National parks and other public lands are opportunities for tourism growth

Visitation at Mesa Verde National Park was up 8 percent last year. National park and national monument visitation increased in New Mexico, too, as it did across much of the West. The reasons are readily apparent: cheap gasoline, and enough economic uncertainty to convince travelers to vacation in the U.S.

Gas is still cheap. In addition, 2016 is the centennial of the National Park Service, and that additional advertising should draw tourist attention from around the world.

That is important because public-lands tourism is big business for nearby communities: $55 million in revenue and hundreds of jobs, in the case of Mesa Verde. Nationwide, the cumulative benefit to the U.S. economy from park visitation was $32 billion.

Investments in lands managed by the Park Service pay big dividends locally, so why put it on short rations? Continued judicious development (and catching up on maintenance and repair projects) makes a lot more sense. Communities near national parks and monuments have a vested interest in making sure those resources stay healthy.

Mancos, Cortez and Durango do not have the option of increasing visitor amenities within the park, and the National Park Service probably does not either, as Congress whittles away at the out-of-sight, out-of-mind demands on the federal budget. Locals who are concerned about the health of the economy should consider contacting their senators and congressmen.

What local residents can do with greater likelihood of success, though, is to invest in ways to leverage visitation by keeping visitors here a little longer — or, in plainer language, persuading them to spend a little more.

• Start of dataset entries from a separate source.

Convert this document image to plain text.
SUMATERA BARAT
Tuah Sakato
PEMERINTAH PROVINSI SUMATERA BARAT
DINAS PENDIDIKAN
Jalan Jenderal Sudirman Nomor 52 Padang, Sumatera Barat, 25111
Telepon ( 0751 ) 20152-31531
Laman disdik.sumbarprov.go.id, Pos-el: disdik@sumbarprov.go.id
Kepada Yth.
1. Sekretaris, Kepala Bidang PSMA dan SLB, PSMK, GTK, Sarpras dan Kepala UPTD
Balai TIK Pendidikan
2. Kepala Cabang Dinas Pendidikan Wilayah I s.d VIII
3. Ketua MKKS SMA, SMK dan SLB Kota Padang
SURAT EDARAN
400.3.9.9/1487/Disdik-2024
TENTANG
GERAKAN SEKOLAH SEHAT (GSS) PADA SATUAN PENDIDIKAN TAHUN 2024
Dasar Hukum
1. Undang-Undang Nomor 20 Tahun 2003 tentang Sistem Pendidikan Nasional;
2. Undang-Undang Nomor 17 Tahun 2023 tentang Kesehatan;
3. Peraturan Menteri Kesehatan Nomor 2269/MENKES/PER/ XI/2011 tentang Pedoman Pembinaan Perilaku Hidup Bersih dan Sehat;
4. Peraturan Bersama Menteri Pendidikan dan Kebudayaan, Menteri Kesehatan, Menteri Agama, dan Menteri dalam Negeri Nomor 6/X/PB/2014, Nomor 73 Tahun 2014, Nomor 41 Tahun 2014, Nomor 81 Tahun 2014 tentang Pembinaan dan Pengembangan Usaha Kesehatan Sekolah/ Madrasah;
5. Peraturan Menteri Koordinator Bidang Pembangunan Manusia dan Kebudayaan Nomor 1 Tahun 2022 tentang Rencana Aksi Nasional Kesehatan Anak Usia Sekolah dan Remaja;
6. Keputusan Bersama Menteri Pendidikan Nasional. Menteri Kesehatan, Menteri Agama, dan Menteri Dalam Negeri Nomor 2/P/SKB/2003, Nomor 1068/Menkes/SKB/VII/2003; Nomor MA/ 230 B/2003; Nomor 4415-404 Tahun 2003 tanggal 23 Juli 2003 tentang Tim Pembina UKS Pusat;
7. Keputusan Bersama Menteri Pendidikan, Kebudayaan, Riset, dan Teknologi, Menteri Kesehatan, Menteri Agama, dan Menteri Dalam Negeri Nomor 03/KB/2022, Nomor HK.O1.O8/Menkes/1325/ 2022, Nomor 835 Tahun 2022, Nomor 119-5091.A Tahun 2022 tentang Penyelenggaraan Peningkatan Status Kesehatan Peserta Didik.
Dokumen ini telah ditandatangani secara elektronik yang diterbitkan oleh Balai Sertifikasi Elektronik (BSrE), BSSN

Durango offers plenty of opportunity for that. In Cortez, the attractions certainly exist, although they may not be as easily monetized. Archaeological tourism opportunities in the United States do not get any better than what’s available in the Four Corners region, but exploring in Canyons of the Ancients does not automatically create as much revenue as riding the train from Durango to Silverton and back, and there is not as much to do in the evenings. And little Mancos, which should receive a good boost from being named by Smithsonian magazine as one of the top 20 towns near national parks, probably needs to work even harder than Cortez to keep tourism dollars.

The symbiosis between parks and the surrounding area is important, because not everyone in a visiting family may be enthralled by ancestral Pueblo history, and to attract that family, the area must offer something for everyone. The parks and monuments benefit from the other activities communities can offer, and those communities certainly benefit from the presence of the parks.

It is tempting, and somewhat popular right now, to criticize federal land ownership, and it is true that tourism-related jobs tend not to pay well. But visitation is a relatively low-impact economic driver, and while it ebbs and flows based on various considerations — we can all hope to see neither an orange river nor a smoke-filled sky — it is not as fickle as energy. Just ask North Dakota.

Mesa Verde and the National Park Service deserve a lot of appreciation for bringing visitors and their vacation dollars to this region. Without Mesa Verde, some local communities would struggle far more than they do. Capitalize on that advantage, rather than trying to evict the federal government.